Companies typically seek out partnerships with other organizational actors (e.g., NGOs, intergovernmental agencies, universities, trade associations, and other businesses) to benefit from years of experience, gain other ideas and perspectives, enhance credibility and legitimacy, increase leverage, and pool resources to address shared risks. Partnerships bring multiple long- term benefits, and the Guide strongly recommends working in this manner as opposed to in isolation.
Partnerships also provide an effective way through which to prevent real and perceived policy capture and provide access to an intimate knowledge of local water realities and catchment conditions.
Companies can find value in supporting better implementation of water policy. For example, they can work with municipalities, operators, farmers groups, and civil society groups on a range of operational issues. Potential outcomes include improved reliability and adequacy of local water services (e.g., infrastructure, community supply and sanitation, irrigation efficiency, water treatment, and environmental quality). These types of engagement typically occur at the local or catchment scale and must be underpinned by recognition of diverse stakeholder perspectives and interests in the wider context of “shared risk.”
Direct intervention with policy implementation or water management takes many different forms, depending on local conditions, but includes:
- Investing in public water infrastructure upgrades (e.g., fixing leaking pipes or extending sanitation provision).
- Using internal facilities to meet local water needs (e.g., on-site treatment system used to supplement public wastewater treatment capacity).
- Using financial and technical resources to support local government and catchment planning and management.
- Supplementing infrastructure to ensure local supply to communities and industry.
To be credible and legitimate in most circumstances, such assistance should be free of charge with the clear outcome of advancing SWM and meeting urgent community water service and sanitation needs.
Poor water management sometimes results from a lack of data, data acquisition, and analytical capacity within public entities charged with national, catchment, or local water management. At the same time, global companies often conduct substantial research and monitoring for their own internal purposes, to support investment decision- making or as part of statutory requirements such as Environmental Impact Assessments. Companies that enter into relationships with public entities to share data on water uses, catchment conditions, and research findings can supplement capacity and support a clearer understanding of needs and impacts leading to better water management planning and implementation. Engagement in this way can create less business risk than direct intervention because it does not typically engage the company in tasks that fall under public responsibility.
Practical examples of corporate-to-public-sector information sharing include:
- Sharing of data, database products, and research results, although care must be taken to ensure that the information is accessible and presented in a way that allows various stakeholders to make use of it.
- Sharing of best practice, such as good agricultural practices, innovations, and new or appropriate technology or methodologies.
- Sharing of expertise on process and organizational management.
- Support to specific investigations, such as work to explore the limits of sustainable abstraction in a basin or aquifer.
- Short- or long-term staff placements within public sector water management entities or with other stakeholders to provide mentoring and support capacity building.
Companies can also advocate for policies that advance SWM at many different scales.

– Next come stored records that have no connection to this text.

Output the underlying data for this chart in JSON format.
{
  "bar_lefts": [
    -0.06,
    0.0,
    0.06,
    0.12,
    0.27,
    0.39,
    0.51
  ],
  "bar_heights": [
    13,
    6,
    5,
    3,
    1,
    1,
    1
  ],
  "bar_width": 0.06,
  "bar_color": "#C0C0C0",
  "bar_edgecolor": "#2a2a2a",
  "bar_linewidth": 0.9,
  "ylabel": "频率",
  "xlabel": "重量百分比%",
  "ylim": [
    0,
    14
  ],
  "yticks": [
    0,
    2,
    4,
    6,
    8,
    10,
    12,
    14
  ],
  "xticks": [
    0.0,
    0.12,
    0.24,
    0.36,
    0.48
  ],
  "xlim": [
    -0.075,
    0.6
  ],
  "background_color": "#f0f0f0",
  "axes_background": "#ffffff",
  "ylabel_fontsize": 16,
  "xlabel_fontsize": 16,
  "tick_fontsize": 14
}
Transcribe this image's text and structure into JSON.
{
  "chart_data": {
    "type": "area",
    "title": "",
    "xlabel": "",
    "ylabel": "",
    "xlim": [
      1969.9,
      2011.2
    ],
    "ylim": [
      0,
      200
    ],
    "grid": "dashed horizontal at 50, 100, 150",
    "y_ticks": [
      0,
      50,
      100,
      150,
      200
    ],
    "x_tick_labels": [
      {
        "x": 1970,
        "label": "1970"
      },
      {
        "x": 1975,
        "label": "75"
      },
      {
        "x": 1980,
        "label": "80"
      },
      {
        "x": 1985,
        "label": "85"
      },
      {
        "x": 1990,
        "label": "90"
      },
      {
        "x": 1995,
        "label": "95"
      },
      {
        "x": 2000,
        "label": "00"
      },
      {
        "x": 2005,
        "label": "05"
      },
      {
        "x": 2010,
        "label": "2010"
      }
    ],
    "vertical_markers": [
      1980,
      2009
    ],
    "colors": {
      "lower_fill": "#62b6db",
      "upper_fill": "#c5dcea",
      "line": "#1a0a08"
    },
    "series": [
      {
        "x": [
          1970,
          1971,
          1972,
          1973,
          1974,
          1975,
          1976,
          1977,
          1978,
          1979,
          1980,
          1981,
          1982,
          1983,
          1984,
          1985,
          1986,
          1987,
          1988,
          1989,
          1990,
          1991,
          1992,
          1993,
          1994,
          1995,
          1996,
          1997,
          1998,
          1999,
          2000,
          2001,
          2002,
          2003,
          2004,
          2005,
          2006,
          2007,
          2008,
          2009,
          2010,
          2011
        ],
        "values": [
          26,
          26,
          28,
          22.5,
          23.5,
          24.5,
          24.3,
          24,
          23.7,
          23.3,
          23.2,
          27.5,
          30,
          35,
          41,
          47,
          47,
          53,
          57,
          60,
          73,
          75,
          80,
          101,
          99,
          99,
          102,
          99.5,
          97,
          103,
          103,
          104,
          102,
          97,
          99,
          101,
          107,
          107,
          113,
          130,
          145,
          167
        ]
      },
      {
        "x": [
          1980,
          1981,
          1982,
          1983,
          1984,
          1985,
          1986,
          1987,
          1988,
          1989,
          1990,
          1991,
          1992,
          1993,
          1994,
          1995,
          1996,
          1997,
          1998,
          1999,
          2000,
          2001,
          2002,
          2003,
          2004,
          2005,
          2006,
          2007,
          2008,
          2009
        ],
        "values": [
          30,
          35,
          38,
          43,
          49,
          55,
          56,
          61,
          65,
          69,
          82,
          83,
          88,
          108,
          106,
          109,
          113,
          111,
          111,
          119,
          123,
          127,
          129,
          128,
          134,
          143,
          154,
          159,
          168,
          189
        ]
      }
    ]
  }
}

Advocacy takes a variety of forms: it can take place at the national level to create improved water quality standards that ensure companies have reliable access to clean water or at the local or catchment level to advance specific conservation actions or better enforcement of existing requirements. In many instances, advocacy is most effective when coordinated across various scales. Advocacy can help governments make water issues a higher priority, coordinate policy implementation, build institutional capacity, promote democratic participation, and develop standards or regulations.
Companies can engage with a range of national, international, or intergovernmental institutions to influence broad global policy goals and commitments; support the development of effective environmental, water, and social standards; invest in and guide innovation and research; advocate for progressive policy positions (e.g., the human right to water); and help raise awareness of water-related developmental issues.